Numa palavra, a composição do Corpo diplomático permite que se compreenda melhor, duma maneira justa, o problema importante da presença da Igreja no mundo contemporâneo. Esta forma nada tira evidentemente à urgência do apostolado dos membros da Igreja por meio do testemunho quotidiano e da acção em todos os campos temporais em que estão inseridos pela vida e profissão. Todavia, as relações diplomáticas permitem, a outro nível, uma presença ao mesmo tempo directa e discreta da Igreja católica, enquanto tal e sua cabeça, junto dos povos mais diversos, junto dos seus Governos ou representantes. A Igreja respeita neles os sistemas políticos e as responsabilidades temporais, ao mesmo tempo que Lhes leva a ajuda dos recursos e das exigências espirituais e morais de que ela dá testemunho e que os seus filhos procuram levar à prática. Neste sentido, pretende ela contribuir para o bem das populações de cada país. E em troca, a actividade de cada um dos representantes diplomáticos favorece o cumprimento da missão que a Igreja julga seu dever realizar no mundo contemporâneo. Porque esta missão diz respeito às diversas dimensões da existência humana e às diversas comunidades, portanto também A. dimensão política e às comunidades políticas.
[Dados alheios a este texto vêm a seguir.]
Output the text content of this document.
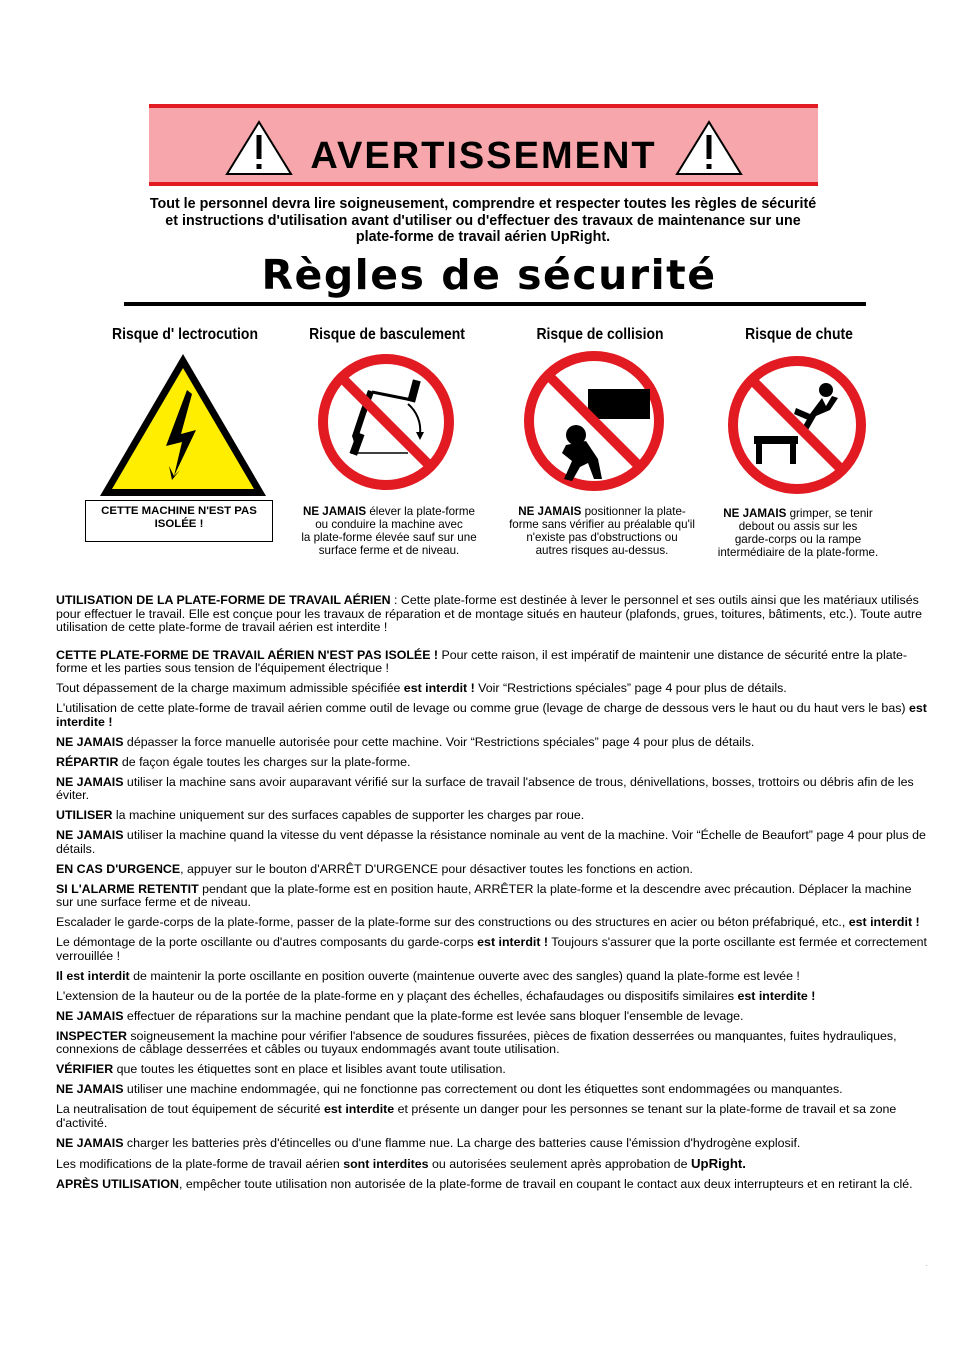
AVERTISSEMENT
Tout le personnel devra lire soigneusement, comprendre et respecter toutes les règles de sécurité
et instructions d'utilisation avant d'utiliser ou d'effectuer des travaux de maintenance sur une
plate-forme de travail aérien UpRight.
Règles de sécurité
Risque d' lectrocution
CETTE MACHINE N'EST PAS ISOLÉE !
Risque de basculement
NE JAMAIS élever la plate-forme
ou conduire la machine avec
la plate-forme élevée sauf sur une
surface ferme et de niveau.
Risque de collision
NE JAMAIS positionner la plate-
forme sans vérifier au préalable qu'il
n'existe pas d'obstructions ou
autres risques au-dessus.
Risque de chute
NE JAMAIS grimper, se tenir
debout ou assis sur les
garde-corps ou la rampe
intermédiaire de la plate-forme.

UTILISATION DE LA PLATE-FORME DE TRAVAIL AÉRIEN : Cette plate-forme est destinée à lever le personnel et ses outils ainsi que les matériaux utilisés pour effectuer le travail. Elle est conçue pour les travaux de réparation et de montage situés en hauteur (plafonds, grues, toitures, bâtiments, etc.). Toute autre utilisation de cette plate-forme de travail aérien est interdite !

CETTE PLATE-FORME DE TRAVAIL AÉRIEN N'EST PAS ISOLÉE ! Pour cette raison, il est impératif de maintenir une distance de sécurité entre la plate-forme et les parties sous tension de l'équipement électrique !

Tout dépassement de la charge maximum admissible spécifiée est interdit ! Voir “Restrictions spéciales” page 4 pour plus de détails.

L'utilisation de cette plate-forme de travail aérien comme outil de levage ou comme grue (levage de charge de dessous vers le haut ou du haut vers le bas) est interdite !

NE JAMAIS dépasser la force manuelle autorisée pour cette machine. Voir “Restrictions spéciales” page 4 pour plus de détails.

RÉPARTIR de façon égale toutes les charges sur la plate-forme.

NE JAMAIS utiliser la machine sans avoir auparavant vérifié sur la surface de travail l'absence de trous, dénivellations, bosses, trottoirs ou débris afin de les éviter.

UTILISER la machine uniquement sur des surfaces capables de supporter les charges par roue.

NE JAMAIS utiliser la machine quand la vitesse du vent dépasse la résistance nominale au vent de la machine. Voir “Échelle de Beaufort” page 4 pour plus de détails.

EN CAS D'URGENCE, appuyer sur le bouton d'ARRÊT D'URGENCE pour désactiver toutes les fonctions en action.

SI L'ALARME RETENTIT pendant que la plate-forme est en position haute, ARRÊTER la plate-forme et la descendre avec précaution. Déplacer la machine sur une surface ferme et de niveau.

Escalader le garde-corps de la plate-forme, passer de la plate-forme sur des constructions ou des structures en acier ou béton préfabriqué, etc., est interdit !

Le démontage de la porte oscillante ou d'autres composants du garde-corps est interdit ! Toujours s'assurer que la porte oscillante est fermée et correctement verrouillée !

Il est interdit de maintenir la porte oscillante en position ouverte (maintenue ouverte avec des sangles) quand la plate-forme est levée !

L'extension de la hauteur ou de la portée de la plate-forme en y plaçant des échelles, échafaudages ou dispositifs similaires est interdite !

NE JAMAIS effectuer de réparations sur la machine pendant que la plate-forme est levée sans bloquer l'ensemble de levage.

INSPECTER soigneusement la machine pour vérifier l'absence de soudures fissurées, pièces de fixation desserrées ou manquantes, fuites hydrauliques, connexions de câblage desserrées et câbles ou tuyaux endommagés avant toute utilisation.

VÉRIFIER que toutes les étiquettes sont en place et lisibles avant toute utilisation.

NE JAMAIS utiliser une machine endommagée, qui ne fonctionne pas correctement ou dont les étiquettes sont endommagées ou manquantes.

La neutralisation de tout équipement de sécurité est interdite et présente un danger pour les personnes se tenant sur la plate-forme de travail et sa zone d'activité.

NE JAMAIS charger les batteries près d'étincelles ou d'une flamme nue. La charge des batteries cause l'émission d'hydrogène explosif.

Les modifications de la plate-forme de travail aérien sont interdites ou autorisées seulement après approbation de UpRight.

APRÈS UTILISATION, empêcher toute utilisation non autorisée de la plate-forme de travail en coupant le contact aux deux interrupteurs et en retirant la clé.

.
2. O nosso encontro realiza-se no princípio do Ano novo. Convém todavia lançar os olhos para o passado, voltando a alguns acontecimentos que, para a Sé Apostólica e sobretudo para aquele que vos fala, foram profundamente significativos e conservarão muito tempo importância capital. O vosso Decano teve aliás a bondade de os evocar. Trata-se das minhas viagens: constituíram outras tantas ocasiões de contactos profundos com os povos e seus governantes, sem contar a comunhão assim reforçada com as Igrejas locais que sempre constituía a primeira finalidade apostólica.

Antes de todas, a minha visita ao México, em relação com a Conferência de Puebla, e para corresponder ao desejo da Conferência episcopal latino-americana e especialmente dos Bispos mexicanos. Se pude prestar lá o meu serviço pastoral, foi também graças ao Senhor Presidente do México, que me convidou apesar da falta de relações diplomáticas, e graças ainda aos organismos administrativos que facilitaram com benevolência a execução do programa estabelecido. Era a primeira vez que o Sucessor de Pedro pisava terra mexicana e se transformava em peregrino de Nossa Senhora da Guadalupe. Justo era prestar homenagem ao povo católico do México que tão grandes méritos conquistou. Também não esqueço o encontro simpático com o povo de São Domingos, tão provado em seguida por um tufão, nem esqueço por último, a escala que fiz nas ilhas Bahamas.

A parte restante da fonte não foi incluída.